En sept ans, on a accueilli 62 startups, qui ont créé 773 emplois et qui ont levé 23 millions d'euros au total, dans des secteurs différents : dans l'éducation, le tourisme, le numérique, les ressources humaines, les objets connectés… Actuellement, on en suit 34.

Le recrutement se fait au fil de l'eau, et on a quelques critères assez simples : l'entreprise doit être déjà créée ou sur le point de l'être, avoir entre 0 et 5 ans, être innovante, avoir un modèle économique crédible.

• Beaucoup pensent que c'est un pari risqué, qu'en pensez-vous ?

Cela peut être vrai, notamment pour celles qui ont besoin d'une croissance rapide : la startup doit être prête à être réactive, il faut être en capacité de produire et délivrer au rythme des commandes, avoir les équipes derrière… Tout dépend de comment on est accompagné et de si on l'est.

Il y a par exemple un taux d'échec beaucoup plus fort sur les startups non accompagnées. Elles démarrent souvent avec de très petites équipes, et il faut de l'accompagnement sur les nombreuses problématiques qui vont se présenter (recrutement, application, site internet, packaging…) au fur et à mesure de la croissance. Quand on a un rythme de développement très rapide, c'est compliqué de tout faire en même temps, d'où l'importance d'être accompagné

• Quel regard posez-vous sur l'écosystème des start-ups réunionnaises ?
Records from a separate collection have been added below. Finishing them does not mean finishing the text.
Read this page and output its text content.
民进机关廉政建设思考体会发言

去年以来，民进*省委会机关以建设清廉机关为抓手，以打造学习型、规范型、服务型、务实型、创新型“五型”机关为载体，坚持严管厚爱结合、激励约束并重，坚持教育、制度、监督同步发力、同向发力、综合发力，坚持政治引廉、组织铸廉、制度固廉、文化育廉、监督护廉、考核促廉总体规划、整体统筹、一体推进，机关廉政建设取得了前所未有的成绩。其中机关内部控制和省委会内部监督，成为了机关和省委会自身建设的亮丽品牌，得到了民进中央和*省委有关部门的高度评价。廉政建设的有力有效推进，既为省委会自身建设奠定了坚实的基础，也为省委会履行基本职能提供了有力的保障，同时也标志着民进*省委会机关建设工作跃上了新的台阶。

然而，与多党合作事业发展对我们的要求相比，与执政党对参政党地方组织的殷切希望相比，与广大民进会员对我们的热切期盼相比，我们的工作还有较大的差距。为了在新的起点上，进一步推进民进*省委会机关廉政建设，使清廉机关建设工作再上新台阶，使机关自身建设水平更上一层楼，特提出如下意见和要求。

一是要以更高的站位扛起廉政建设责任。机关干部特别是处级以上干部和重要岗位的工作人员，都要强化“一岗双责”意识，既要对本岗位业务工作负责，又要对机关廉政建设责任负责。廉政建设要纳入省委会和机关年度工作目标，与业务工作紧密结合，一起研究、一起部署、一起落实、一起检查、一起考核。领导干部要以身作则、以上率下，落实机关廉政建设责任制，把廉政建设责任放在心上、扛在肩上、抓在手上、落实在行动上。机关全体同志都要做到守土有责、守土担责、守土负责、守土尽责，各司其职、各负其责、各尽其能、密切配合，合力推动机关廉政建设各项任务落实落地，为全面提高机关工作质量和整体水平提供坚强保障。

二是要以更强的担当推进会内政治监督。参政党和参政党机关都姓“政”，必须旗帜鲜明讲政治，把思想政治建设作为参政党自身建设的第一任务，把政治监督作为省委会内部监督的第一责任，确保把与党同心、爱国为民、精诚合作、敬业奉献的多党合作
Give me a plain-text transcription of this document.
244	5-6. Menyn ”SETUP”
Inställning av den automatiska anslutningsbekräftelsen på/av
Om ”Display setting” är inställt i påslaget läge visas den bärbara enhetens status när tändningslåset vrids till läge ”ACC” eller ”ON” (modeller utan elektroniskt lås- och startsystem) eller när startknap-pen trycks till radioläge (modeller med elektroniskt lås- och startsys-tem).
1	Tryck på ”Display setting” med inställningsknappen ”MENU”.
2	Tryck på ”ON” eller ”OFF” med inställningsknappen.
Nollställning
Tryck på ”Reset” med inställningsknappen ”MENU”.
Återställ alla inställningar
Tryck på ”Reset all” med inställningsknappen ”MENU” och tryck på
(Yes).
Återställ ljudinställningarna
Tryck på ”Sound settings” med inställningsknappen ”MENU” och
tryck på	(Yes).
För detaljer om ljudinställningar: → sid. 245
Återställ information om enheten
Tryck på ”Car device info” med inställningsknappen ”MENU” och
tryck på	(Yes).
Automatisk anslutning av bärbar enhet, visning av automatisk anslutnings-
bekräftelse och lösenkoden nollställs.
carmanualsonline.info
J'ai eu l'opportunité de travailler dans ce secteur depuis les premiers pas de la construction de l'innovation à La Réunion, au début des années 2000. 20 ans plus tard, j'ai l'occasion d'avoir le bonheur de voir l'évolution de l'écosystème local.

Quand vous parliez de ça en 2010 c'était compliqué, il n'y avait pas de visibilité, de crédibilité, on pariait vraiment sur l'avenir et sur les capacités du territoire. Je voyais qu'il y avait des talents, et aujourd'hui ils sont enfin valorisés.

Quand je vois que La Réunion est présente avec un stand avec la CPME, la CCIR, la Région, que je vois tous ces gens qui se déplacent et nos startups qui se mesurent aux nationaux : c'est un pari gagné. Et je crois que, si on se met en ordre de marche et qu'on se professionnalise, demain nous pourrons avoir de belles pépites et être un vrai moteur pour l'économie réunionnaise.

Ce n'est pas simple, on est loin de tout, mais c'est faisable et on l'a montré.